The "it" in "it is raining" cannot syntactically refer to the weather in the trivial way the "it" does in "it is sunny" because the syntax differs. This is made obvious when you consider that "a sunny day" is a correct form but "a raining day" isn't. The day can be "sunny" but the day cannot be "raining". Rather, it can be
rainy.
So, the proper syntactical parallels are:
It (regular pronoun indexing the weather) is sunny (adjective). ✓
It (regular pronoun indexing the weather) is rainy (adjective). ✓
and
It (dummy pronoun with no clear referent) is raining (present participle). ✓
It (dummy pronoun with no clear referent) is sunning (present participle). X*
*But we can say "She is sunning herself" meaning sunbathing. The reflexive version seems to have stolen the opportunity for a non-reflexive parallel to "It is raining". So, why the difference?

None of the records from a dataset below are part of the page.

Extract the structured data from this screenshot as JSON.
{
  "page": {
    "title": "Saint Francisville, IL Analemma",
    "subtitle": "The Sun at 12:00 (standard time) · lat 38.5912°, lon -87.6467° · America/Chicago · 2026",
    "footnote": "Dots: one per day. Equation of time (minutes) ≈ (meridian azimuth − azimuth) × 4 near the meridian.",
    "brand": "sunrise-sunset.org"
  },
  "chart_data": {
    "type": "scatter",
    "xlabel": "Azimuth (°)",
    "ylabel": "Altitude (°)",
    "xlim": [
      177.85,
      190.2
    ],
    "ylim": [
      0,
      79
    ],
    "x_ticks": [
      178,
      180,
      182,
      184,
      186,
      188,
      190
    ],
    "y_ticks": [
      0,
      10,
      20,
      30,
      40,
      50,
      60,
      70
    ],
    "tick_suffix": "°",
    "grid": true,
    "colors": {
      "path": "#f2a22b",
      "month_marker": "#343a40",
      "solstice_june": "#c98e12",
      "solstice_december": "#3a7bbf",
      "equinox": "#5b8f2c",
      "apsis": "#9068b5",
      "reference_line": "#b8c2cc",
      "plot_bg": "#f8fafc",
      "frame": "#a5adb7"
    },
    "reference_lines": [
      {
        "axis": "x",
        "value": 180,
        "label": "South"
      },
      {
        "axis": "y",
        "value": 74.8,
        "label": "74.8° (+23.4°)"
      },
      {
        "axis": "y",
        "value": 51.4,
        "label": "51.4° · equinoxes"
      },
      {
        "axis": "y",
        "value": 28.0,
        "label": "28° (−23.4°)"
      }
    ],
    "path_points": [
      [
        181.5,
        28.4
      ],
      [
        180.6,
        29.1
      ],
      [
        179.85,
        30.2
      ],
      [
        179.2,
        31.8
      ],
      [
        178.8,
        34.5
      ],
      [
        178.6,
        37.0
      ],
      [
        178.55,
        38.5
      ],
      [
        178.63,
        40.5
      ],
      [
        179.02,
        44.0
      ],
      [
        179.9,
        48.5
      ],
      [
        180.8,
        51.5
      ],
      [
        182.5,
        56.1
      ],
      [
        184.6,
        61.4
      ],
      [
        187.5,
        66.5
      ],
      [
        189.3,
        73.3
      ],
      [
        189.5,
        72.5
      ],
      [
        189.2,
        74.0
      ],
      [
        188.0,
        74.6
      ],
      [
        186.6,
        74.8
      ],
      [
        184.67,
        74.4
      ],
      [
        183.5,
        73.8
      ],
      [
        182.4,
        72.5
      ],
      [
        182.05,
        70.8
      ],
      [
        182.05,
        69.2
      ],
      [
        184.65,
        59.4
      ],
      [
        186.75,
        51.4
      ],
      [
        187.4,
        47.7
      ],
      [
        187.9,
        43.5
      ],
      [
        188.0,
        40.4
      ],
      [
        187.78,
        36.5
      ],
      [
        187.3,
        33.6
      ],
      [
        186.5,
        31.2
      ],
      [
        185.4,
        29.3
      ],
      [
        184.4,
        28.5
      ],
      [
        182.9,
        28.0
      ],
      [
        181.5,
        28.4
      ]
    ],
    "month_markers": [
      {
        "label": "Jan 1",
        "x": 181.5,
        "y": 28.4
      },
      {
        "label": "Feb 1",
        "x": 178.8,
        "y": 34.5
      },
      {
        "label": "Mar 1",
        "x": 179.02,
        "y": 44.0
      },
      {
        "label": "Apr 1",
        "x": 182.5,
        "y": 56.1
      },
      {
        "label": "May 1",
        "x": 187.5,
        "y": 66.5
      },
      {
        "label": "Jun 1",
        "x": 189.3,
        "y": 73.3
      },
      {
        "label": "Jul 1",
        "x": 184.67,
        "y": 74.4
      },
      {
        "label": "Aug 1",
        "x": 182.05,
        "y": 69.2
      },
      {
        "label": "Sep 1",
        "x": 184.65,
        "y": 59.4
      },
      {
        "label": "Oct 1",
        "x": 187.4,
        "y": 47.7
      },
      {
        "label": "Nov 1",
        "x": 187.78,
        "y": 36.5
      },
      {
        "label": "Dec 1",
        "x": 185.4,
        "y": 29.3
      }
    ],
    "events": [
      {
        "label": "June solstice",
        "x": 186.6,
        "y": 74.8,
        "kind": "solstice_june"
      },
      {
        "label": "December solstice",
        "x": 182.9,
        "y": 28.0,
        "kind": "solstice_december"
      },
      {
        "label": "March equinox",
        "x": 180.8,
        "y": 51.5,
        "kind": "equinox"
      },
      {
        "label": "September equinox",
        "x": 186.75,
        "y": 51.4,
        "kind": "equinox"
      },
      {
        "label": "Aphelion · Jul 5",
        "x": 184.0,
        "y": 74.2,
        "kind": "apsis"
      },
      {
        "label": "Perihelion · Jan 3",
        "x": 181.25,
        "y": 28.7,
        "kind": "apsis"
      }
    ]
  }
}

Maybe because of the different characteristics of each phenomena (we lie in the sun not in the rain and the rain falling seems more active and verb-like than the emission of less tangible light rays) or maybe because of some etymological accident. Fact remains, the former is valid and the latter isn't, and the most straightforward and commonly accepted logical analysis of the former is the non-indexical dummy pronoun angle, the objections given in this discussion so far having being based on misunderstandings.